A renewable energy company has snapped up a wind farm project next to its own scheme in Northumberland.
Infinis Energy has bought an approved turbine project which neighbours its own planned scheme north of Morpeth.
The developer plans to begin work across the two sites next month.
But a local councillor has told the developer the turbines are not wanted – saying his community will find itself “in the middle of” two schemes which will lower property prices and not create jobs.
Infinis has acquired the nine-turbine scheme on land at the former opencast mine at Maiden’s Hall and Steadsburn, from Peel Energy.
The scheme was given planning permission by Northumberland County Council in April 2014.
The project, originally proposing 13 turbines, was originally seen as the first phase of the planned £200m Blue Sky Forest project – which aimed to create 800 to 1,000 jobs by developing 2,500 acres of land restored from opencast mining.
It included an international-standard golf course and academy, a sports academy, an Olympic-size swimming pool, an artificial ski slope, 300-bed hotel and man-made lake for watersports.
The project sits next to Infinis’ four 126m-turbine Sisters Wind Farm, which was given planning permission by the county council in 2012.
That scheme, reduced from an initial five turbines, is another opencast coal mine and is close to land where tens of thousands of slaughtered animals were buried during the 2001 foot and mouth epidemic.
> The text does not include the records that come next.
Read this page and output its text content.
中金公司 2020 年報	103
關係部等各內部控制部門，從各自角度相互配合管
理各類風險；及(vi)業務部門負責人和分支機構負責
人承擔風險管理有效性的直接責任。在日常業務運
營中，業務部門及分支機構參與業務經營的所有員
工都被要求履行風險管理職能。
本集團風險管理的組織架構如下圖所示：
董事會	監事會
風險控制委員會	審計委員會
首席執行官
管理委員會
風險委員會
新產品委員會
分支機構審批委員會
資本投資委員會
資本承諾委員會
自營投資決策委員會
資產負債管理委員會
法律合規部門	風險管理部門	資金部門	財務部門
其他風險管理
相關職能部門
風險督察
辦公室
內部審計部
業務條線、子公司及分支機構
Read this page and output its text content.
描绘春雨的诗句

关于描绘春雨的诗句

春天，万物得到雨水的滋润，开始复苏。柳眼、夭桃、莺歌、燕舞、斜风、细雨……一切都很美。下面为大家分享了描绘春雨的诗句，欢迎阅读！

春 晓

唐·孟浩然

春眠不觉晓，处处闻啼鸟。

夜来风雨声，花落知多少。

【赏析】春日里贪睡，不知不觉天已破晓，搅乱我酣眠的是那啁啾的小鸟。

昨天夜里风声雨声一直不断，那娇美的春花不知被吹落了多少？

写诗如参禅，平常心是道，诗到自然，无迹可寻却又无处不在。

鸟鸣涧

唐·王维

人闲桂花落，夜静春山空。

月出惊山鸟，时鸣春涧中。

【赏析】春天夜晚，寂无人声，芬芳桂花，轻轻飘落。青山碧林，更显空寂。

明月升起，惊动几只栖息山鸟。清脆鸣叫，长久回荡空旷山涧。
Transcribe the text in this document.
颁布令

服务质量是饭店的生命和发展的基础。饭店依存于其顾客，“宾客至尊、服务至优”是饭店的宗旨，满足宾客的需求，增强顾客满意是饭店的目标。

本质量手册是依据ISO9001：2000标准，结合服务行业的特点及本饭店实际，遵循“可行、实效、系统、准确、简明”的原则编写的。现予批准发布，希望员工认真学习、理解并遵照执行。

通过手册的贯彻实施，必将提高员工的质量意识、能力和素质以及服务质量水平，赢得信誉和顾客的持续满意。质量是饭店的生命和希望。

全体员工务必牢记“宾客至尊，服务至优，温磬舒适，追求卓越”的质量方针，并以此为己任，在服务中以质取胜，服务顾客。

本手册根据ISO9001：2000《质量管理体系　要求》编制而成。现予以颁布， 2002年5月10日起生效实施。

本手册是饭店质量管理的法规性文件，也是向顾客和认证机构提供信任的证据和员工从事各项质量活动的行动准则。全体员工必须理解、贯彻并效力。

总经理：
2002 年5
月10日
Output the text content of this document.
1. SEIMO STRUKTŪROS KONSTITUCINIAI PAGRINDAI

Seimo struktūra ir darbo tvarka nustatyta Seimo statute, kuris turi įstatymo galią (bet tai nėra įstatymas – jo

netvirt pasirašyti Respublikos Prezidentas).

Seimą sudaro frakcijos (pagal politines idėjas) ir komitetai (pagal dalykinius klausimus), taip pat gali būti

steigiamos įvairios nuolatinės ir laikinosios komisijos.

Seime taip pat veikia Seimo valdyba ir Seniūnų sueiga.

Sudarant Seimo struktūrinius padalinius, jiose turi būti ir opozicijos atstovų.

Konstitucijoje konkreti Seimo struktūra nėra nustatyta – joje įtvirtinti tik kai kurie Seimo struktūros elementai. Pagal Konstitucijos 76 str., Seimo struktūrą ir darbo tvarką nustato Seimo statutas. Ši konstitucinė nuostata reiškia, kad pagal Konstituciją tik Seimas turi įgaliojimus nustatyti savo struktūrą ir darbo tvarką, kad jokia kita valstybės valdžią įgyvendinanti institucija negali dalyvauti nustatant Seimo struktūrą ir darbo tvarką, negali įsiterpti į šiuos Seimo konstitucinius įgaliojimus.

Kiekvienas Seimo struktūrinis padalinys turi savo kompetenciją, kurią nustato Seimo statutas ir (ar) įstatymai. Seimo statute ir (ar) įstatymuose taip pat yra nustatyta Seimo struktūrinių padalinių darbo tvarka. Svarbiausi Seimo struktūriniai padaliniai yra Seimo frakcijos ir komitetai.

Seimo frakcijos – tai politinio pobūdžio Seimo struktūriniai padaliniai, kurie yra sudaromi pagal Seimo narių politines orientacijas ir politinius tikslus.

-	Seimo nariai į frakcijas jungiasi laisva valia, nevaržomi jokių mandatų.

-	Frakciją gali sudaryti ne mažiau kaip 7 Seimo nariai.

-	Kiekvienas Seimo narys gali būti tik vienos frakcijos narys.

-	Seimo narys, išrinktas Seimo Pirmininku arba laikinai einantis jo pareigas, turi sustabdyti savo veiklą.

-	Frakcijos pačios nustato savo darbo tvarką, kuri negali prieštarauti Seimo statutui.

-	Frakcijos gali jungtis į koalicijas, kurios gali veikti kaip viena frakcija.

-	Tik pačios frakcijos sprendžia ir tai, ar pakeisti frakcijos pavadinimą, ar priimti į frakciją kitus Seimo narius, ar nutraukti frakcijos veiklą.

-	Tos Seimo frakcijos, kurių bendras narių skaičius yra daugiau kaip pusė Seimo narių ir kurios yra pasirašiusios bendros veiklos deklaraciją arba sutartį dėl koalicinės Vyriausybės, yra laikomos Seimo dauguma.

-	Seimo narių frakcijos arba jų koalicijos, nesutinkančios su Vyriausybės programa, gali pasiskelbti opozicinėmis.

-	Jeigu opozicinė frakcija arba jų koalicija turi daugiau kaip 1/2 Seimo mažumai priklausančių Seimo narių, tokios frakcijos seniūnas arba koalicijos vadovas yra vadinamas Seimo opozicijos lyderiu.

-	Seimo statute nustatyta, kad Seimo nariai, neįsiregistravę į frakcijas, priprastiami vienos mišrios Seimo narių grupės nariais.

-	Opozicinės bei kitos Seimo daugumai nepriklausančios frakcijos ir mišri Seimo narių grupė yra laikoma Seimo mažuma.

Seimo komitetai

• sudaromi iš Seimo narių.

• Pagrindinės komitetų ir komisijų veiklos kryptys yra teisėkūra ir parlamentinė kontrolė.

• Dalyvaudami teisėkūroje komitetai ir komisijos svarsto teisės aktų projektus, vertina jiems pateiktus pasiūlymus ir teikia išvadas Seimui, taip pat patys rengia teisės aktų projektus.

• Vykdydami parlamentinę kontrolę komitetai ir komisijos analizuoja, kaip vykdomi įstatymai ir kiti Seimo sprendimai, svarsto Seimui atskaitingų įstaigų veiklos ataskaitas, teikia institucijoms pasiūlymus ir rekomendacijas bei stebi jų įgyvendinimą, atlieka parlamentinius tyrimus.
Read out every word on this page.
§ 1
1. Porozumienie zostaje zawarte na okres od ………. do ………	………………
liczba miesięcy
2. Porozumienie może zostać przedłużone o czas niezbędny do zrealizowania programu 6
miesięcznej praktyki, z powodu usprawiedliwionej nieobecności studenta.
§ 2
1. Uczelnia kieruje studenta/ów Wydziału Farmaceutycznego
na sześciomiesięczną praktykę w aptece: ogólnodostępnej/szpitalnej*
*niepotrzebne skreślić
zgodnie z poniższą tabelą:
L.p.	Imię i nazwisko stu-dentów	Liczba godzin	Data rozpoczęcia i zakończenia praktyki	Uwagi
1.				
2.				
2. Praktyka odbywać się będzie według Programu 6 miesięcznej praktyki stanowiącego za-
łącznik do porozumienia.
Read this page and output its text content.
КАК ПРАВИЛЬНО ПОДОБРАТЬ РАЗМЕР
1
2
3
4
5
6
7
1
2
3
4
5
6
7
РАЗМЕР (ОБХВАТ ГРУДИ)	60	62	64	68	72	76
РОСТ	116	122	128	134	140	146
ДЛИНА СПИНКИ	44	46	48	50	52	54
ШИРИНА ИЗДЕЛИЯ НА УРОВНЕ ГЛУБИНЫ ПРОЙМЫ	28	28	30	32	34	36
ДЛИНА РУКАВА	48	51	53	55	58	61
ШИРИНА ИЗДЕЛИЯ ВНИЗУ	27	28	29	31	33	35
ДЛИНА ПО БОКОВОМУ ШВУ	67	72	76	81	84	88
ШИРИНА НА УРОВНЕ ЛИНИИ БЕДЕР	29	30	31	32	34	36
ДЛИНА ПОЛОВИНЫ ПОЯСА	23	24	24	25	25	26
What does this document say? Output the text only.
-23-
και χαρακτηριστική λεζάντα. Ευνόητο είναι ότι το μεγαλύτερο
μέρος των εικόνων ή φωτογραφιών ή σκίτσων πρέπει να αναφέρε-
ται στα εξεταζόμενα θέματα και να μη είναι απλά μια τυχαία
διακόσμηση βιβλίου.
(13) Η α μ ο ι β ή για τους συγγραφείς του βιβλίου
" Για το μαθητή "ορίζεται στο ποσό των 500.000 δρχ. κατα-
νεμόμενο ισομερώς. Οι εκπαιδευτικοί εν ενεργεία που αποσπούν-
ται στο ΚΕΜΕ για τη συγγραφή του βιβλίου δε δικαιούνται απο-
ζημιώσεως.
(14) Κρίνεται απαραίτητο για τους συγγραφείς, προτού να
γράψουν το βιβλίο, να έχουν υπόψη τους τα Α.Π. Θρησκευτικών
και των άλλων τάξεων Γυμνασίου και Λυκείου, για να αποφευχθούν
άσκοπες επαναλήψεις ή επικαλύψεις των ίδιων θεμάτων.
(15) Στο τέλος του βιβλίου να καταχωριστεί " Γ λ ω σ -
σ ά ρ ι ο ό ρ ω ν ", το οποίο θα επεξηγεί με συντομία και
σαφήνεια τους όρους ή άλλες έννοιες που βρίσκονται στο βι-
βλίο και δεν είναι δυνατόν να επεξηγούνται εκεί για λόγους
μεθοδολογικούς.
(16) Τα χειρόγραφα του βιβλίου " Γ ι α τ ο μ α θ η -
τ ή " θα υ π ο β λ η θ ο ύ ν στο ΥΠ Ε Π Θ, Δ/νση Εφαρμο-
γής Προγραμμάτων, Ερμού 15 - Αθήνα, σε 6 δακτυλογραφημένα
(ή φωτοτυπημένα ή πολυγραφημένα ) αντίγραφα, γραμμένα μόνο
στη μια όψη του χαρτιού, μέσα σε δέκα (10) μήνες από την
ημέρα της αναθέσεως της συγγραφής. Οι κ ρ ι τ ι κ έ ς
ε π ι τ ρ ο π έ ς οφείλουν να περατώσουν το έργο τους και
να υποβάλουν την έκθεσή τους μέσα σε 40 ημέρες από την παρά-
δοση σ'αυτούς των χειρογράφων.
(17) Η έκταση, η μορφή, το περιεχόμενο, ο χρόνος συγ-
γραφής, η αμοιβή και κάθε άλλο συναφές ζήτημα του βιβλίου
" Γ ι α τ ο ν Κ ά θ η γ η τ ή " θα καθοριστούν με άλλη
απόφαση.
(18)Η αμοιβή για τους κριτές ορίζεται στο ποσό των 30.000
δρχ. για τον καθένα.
Infinis has said the acquisition will “maximise ongoing operational efficiencies.” Construction on both projects is scheduled to begin next month.
Eric Machiels, Infinis chief executive, said: “This deal represents a further significant investment for Infinis in Northumberland that will generate local opportunities and investment.
“The acquired wind farm is a well-designed project which benefits from an excellent wind resource.
“The construction timetable for the project fits well with our existing portfolio and will enable us to optimise the use of our resources.
“As an established operator and responsible developer of renewable projects in the area, we have a long-standing commitment to the local community and businesses.
“We intend to honour the commitments already made directly in connection with this wind farm and ensure that real economic benefits flow into the area.”
Muir Miller, Peel Energy managing director, said: “The sale of this scheme to Infinis is a significant milestone and will support Peel Energy’s development of the Frodsham and Sheerness wind farm construction projects.”
But James Grant, a member of Widdrington Village Parish Council, said: “As far as everybody up here is concerned, nobody supports the wind farms, nobody wants the wind farms. They are not creating any jobs.”
Coun Grant also claimed the turbines will lower property prices in the area.
“We are suffering again. In Widdrington village we are going to be in the middle of the Sisters site and the Peel Energy site. In all we are going to have a huge wind farm site around us.”